“It would be better if it was a disreputable firm. What's disconcerting is you have a firm that was a responsible and well-capitalized company, but because of a technological hitch, it exploded,” Mr. Atwood said in an interview.
Knight Capital was in a pool of transition managers used by the Illinois State Board of Investment until last year, when Knight Capital left the business.
Knight Capital's $440 million loss from the trading glitch has renewed a call to impose a transaction tax on investment trades as a way to reduce their frequency and market shocks from problems. Rep. Peter DeFazio, D-Ore., introduced such a tax in a bill, the Wall Street Trading and Speculators Tax Act, on Nov. 2. The bill is pending in the House Ways and Means Committee.
Mr. Atwood said in an e-mail, “The concern I would have about a transaction tax is the extent to which it would add to the trading costs incurred by investors.“
Lawrence E. Harris, professor of finance and business economics at the Marshall School of Business, University of Southern California, said he doubts such a tax would prevent similar computer glitches or serve investors in the market.
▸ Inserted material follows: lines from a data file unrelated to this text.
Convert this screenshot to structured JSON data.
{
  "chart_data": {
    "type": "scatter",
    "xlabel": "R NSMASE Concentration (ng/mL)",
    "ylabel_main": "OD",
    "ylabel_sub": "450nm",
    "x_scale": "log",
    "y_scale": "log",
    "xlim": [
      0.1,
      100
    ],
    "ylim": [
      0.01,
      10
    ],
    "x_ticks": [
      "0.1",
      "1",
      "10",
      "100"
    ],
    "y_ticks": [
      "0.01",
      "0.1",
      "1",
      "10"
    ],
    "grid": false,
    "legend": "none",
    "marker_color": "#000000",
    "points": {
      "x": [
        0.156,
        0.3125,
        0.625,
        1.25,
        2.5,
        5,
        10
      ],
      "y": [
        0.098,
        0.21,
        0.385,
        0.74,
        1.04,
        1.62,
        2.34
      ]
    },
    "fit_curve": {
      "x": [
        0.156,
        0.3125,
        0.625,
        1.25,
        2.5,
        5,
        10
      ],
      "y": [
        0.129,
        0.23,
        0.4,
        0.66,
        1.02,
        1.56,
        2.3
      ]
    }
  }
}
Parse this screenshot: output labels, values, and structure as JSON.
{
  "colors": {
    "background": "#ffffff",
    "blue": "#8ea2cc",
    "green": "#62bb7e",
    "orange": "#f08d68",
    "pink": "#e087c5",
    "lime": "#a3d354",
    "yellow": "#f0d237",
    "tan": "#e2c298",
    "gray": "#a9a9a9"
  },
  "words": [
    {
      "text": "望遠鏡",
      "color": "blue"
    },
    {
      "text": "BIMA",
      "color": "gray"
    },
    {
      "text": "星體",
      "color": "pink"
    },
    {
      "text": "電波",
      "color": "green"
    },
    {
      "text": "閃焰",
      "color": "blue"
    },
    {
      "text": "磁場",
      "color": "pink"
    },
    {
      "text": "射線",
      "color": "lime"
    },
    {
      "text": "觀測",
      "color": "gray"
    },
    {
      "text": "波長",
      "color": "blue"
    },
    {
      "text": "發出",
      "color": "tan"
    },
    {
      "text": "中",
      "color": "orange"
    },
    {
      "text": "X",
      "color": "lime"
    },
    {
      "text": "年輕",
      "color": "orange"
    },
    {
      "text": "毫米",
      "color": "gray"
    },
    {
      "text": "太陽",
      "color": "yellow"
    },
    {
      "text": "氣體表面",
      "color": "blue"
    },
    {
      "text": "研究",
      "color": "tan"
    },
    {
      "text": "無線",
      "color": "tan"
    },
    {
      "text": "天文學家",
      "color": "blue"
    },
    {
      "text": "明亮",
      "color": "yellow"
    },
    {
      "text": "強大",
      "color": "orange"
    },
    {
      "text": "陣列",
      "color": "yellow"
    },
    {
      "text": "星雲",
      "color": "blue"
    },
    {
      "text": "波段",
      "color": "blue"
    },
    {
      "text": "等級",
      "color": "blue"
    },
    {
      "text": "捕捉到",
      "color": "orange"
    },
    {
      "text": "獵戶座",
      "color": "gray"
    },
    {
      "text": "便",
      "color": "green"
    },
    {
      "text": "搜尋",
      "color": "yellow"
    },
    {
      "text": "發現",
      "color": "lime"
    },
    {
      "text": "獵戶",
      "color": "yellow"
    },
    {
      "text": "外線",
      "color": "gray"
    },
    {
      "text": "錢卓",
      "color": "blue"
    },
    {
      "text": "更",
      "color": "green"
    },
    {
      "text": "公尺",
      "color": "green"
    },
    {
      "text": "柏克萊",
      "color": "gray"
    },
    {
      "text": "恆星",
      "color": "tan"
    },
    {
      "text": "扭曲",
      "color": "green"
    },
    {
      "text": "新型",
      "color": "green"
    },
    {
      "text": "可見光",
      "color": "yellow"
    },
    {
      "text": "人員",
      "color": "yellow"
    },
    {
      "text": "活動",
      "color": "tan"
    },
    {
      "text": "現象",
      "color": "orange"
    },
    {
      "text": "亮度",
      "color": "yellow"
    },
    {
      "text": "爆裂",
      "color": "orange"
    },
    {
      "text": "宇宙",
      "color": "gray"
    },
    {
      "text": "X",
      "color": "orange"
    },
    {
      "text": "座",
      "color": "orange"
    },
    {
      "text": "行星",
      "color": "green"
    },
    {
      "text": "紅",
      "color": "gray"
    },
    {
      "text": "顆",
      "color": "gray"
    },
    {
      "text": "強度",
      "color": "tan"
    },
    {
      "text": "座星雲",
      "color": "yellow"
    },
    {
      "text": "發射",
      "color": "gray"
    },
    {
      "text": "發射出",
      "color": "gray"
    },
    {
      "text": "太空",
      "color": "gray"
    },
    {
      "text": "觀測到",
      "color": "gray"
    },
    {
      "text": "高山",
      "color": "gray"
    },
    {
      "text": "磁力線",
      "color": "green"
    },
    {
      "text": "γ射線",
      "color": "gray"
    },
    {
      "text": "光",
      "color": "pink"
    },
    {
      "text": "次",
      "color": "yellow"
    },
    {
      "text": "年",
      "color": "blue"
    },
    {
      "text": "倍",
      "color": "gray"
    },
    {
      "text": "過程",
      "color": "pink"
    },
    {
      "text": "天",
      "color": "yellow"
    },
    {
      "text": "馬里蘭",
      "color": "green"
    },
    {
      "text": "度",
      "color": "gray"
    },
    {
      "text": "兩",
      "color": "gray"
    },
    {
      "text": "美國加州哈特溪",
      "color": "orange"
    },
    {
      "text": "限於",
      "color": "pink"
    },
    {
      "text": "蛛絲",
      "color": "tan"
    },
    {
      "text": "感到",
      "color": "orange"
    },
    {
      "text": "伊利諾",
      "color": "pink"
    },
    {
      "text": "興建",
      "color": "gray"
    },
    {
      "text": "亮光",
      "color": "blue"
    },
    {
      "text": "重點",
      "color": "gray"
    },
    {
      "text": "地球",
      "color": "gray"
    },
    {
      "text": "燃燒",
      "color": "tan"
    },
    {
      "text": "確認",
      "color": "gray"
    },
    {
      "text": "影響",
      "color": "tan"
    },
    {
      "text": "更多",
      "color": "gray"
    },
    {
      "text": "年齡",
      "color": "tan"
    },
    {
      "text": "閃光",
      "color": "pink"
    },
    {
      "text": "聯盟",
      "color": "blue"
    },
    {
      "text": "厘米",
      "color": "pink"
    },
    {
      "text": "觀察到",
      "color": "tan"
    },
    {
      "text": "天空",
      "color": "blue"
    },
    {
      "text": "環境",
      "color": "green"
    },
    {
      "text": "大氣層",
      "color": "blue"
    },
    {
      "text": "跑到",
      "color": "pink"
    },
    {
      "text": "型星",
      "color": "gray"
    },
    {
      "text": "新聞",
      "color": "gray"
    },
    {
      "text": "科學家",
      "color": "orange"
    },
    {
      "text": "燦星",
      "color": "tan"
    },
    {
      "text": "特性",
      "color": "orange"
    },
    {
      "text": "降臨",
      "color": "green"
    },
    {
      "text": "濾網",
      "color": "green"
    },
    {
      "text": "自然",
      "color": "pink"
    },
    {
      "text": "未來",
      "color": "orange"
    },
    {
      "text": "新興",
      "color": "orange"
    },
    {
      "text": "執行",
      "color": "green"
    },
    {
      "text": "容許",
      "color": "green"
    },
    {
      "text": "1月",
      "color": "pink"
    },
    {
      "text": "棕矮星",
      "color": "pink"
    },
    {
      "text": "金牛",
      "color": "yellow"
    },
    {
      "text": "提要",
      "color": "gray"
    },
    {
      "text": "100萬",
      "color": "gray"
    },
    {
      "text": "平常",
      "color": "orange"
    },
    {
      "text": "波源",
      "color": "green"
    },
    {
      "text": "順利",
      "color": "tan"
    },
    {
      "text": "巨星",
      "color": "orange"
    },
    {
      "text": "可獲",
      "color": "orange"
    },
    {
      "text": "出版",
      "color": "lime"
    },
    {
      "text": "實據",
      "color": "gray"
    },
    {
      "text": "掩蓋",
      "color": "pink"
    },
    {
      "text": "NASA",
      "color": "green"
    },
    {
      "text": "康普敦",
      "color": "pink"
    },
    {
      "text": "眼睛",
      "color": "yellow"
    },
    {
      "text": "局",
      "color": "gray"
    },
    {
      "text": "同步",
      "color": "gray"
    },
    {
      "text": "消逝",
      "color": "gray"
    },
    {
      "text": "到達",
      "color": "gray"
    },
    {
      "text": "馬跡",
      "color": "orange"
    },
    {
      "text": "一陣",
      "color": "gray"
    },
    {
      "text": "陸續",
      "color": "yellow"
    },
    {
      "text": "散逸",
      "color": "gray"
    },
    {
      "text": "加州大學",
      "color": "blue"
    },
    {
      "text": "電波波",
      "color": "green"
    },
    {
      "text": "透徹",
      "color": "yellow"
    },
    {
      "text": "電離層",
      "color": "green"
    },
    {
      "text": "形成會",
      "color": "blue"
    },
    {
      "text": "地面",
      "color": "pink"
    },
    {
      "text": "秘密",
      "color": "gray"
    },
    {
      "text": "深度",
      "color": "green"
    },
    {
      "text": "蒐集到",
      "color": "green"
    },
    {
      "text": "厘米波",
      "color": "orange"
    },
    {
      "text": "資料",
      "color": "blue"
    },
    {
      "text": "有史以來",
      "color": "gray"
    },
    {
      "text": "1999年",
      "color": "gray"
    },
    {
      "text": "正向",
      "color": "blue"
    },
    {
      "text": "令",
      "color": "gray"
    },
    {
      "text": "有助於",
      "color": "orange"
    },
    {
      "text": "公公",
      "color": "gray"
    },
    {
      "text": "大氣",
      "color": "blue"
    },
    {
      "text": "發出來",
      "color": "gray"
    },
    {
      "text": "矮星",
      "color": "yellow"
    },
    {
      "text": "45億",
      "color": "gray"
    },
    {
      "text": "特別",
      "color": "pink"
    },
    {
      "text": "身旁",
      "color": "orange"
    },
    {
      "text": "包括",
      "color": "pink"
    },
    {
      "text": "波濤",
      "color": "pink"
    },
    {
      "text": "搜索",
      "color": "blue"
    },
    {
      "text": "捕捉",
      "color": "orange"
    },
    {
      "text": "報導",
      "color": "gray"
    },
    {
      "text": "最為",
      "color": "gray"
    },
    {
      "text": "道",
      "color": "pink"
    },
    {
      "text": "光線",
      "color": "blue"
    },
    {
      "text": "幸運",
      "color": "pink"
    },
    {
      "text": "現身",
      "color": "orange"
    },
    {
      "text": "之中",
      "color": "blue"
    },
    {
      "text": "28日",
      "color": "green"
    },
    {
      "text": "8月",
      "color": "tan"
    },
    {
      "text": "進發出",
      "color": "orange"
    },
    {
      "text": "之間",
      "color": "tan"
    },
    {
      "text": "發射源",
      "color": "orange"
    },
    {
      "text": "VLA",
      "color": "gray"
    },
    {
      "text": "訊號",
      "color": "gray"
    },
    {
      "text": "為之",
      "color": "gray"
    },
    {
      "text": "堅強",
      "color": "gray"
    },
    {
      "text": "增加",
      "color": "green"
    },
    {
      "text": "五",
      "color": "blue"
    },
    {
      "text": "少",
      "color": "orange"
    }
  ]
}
“It's unclear how a tax would affect an event like Knight,” Mr. Harris said. “It was a software problem.”
“A transaction tax is a very poor idea because it is a tax on liquidity” in the market, Mr. Harris said. “What we need is liquidity. We don't want to tax it. The electronic high-frequency traders are making liquidity cheaper and the use of algorithms by buy-side traders has made finding liquidity easier and safer.”
Kara Fitzsimmons, Knight Capital spokeswoman, couldn't be reached for comment.
Jen Gilbreath, spokeswoman for Mr. DeFazio, said he was traveling and unavailable for comment.